パロップのブログ

TVドキュメンタリーの記録は終了しました

BS1『戦後60年・歴史を変えた戦場』「カンボジア ポル・ポト政権 150万人の虐殺」

2005/10/29初回放送、50分、撮影:一之瀬正史、リサーチャー:川島茂、ディレクター:松本武顕、プロデューサー:宮本康宏、制作統括:辻泰明/東野真、制作協力:ルビコン/橋本純雄、共同制作:NHKエデュケーショナル、制作・著作:NHK
当初の目玉企画からすっかり捨て枠と化し、迷走を続ける『戦後60年・歴史を変えた戦場』シリーズだが、今回は「ディエンビエンフー陥落」「サイゴン陥落」に続いて松本氏が手掛けるインドシナ史の第3弾。「いくらなんでも『歴史を変えた戦場』で大量虐殺を扱うのは無理あるだろう」という視聴者(というか私)の声を見透かしたかのように、番組の冒頭で、

5年間に及ぶ内戦の末に、民族の解放を目指して生まれたポル・ポト政権。しかし、そのもとで行われた大量虐殺の現場は、カンボジアの人々にとって、まさに形を変えた戦場でした。

とのこじつけを説明する松本氏、恐るべし。というか、普通に『BSドキュメンタリー』の枠で放送すれば済む話なのでは。
内容は、当時の記録映像と現在の証言インタビューとを交互に重ねるオーソドックスなスタイル。証言者には、今もパイリン(ポル・ポト派の本拠地)でのどかに暮らす元人民代表議会議長(当時のナンバー2)ヌオン・チア氏(78歳)のほか、地方幹部や獄中から奇跡の生還を果たした一般住民など。ヘン・サムリン氏も登場。
作品のプロローグには、

理想の国家建設を目指したポル・ポト政権の革命、それがなぜ大量虐殺を引き起こし、共産主義に対する失望を世界に広げてしまったのか、当時の関係者の証言をもとに検証します。

と来て、エピローグでは、

カンボジアの現実は、侵攻したベトナム軍の想像をはるかに越えたものでした。同じ共産主義のもとで、民族の独立と解放を目指したカンボジアは、なぜ道を誤ったのか。西側のメディアによって大量虐殺の事実が世界に報じられるにしたがって、その重い問いが国際社会にも広がっていきました。150万人にものぼる虐殺、それは戦後、冷戦構造のなかで続いていた共産主義に基づく民族解放という理念に、大きな疑問を突き付けることになったのです。

というナレーションが入る。1974年生まれの自分には断言出来ないことであるが、当時すでに「世界」や「国際社会」が「共産主義による民族の独立と解放」を信じていたとは思えない。共産主義に対して失望したのは「世界」や「国際社会」ではなく松本氏であり、「なぜ大量虐殺を引き起こし」たのか、「なぜ道を誤ったのか」を知りたいのも松本氏自身なのだろう。これは松本氏が60〜70年代に信じたものに対して落とし前をつける魂の旅。

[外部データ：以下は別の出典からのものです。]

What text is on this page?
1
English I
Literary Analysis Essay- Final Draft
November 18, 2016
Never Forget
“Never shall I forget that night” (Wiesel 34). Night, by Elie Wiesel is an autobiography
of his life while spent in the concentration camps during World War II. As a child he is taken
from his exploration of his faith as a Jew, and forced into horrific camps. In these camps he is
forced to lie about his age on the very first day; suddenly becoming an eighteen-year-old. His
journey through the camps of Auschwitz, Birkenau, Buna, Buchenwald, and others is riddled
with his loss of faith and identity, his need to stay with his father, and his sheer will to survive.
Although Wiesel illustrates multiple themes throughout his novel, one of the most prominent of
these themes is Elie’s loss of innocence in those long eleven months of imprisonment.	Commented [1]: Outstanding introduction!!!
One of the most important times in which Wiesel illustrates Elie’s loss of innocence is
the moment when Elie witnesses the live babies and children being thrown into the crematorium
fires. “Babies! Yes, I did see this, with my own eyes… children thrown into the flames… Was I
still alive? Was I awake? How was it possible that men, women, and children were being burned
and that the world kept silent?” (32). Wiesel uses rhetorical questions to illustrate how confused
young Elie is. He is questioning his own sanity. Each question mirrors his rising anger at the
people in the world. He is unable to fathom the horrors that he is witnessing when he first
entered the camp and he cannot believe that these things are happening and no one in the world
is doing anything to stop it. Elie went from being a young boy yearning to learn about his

私の記憶に残っている1980年代後半のカンボジア発ニュースでは、既に「ヘン・サムリン政権」という割に、登場するのはフン・セン氏のみで、「もしかするとヘン・サムリンは実在の人物ではなく、象徴というか概念?」くらいに思っていた。それが確か90年代の終わり頃、朝日新聞ヘン・サムリン氏へのインタビューが掲載されているのをみて、初めてその存在を確認出来た。そして今回の番組で、初めて動くヘン・サムリン氏を見たわけだが、頭の切れる野心家というよりは、脱走兵をまとめる器量と人望を持った田舎のおっちゃんだったのではないかと想像した。ベトナムの戦車とともにカンボジアへ帰ってきた後は、形だけの指導者だったのだろうか。
あの頃の空気をリアルタイムでは知らないので、大それた物言いは出来ないが、1975年当時から、カンボジアで都市民の追放や虐殺が行われているという報道はあったが、それを人によっては「CIAのデマ・陰謀だ」などと言って否定していただけのようだ。反米親共の仲間が親中と親ベトナムに割れたり、立ち位置によって主張する事実もコロコロ変えなければならない面倒な時代があったらしい。
D・ボゲット/鵜戸口哲尚『カンボジアの悲劇』(成甲書房、1979年)という本によると、初期の餓死はむしろ米軍の侵攻による国土の荒廃が原因らしいし、労働者の環境も山谷の日雇い労働者よりもよほど快適だったらしい。ポル・ポト政権の性格とか政策も発足当初と崩壊前では変化しているだろうし、施政4年間中の出来事を一緒くたにしてはいけないのかもしれない。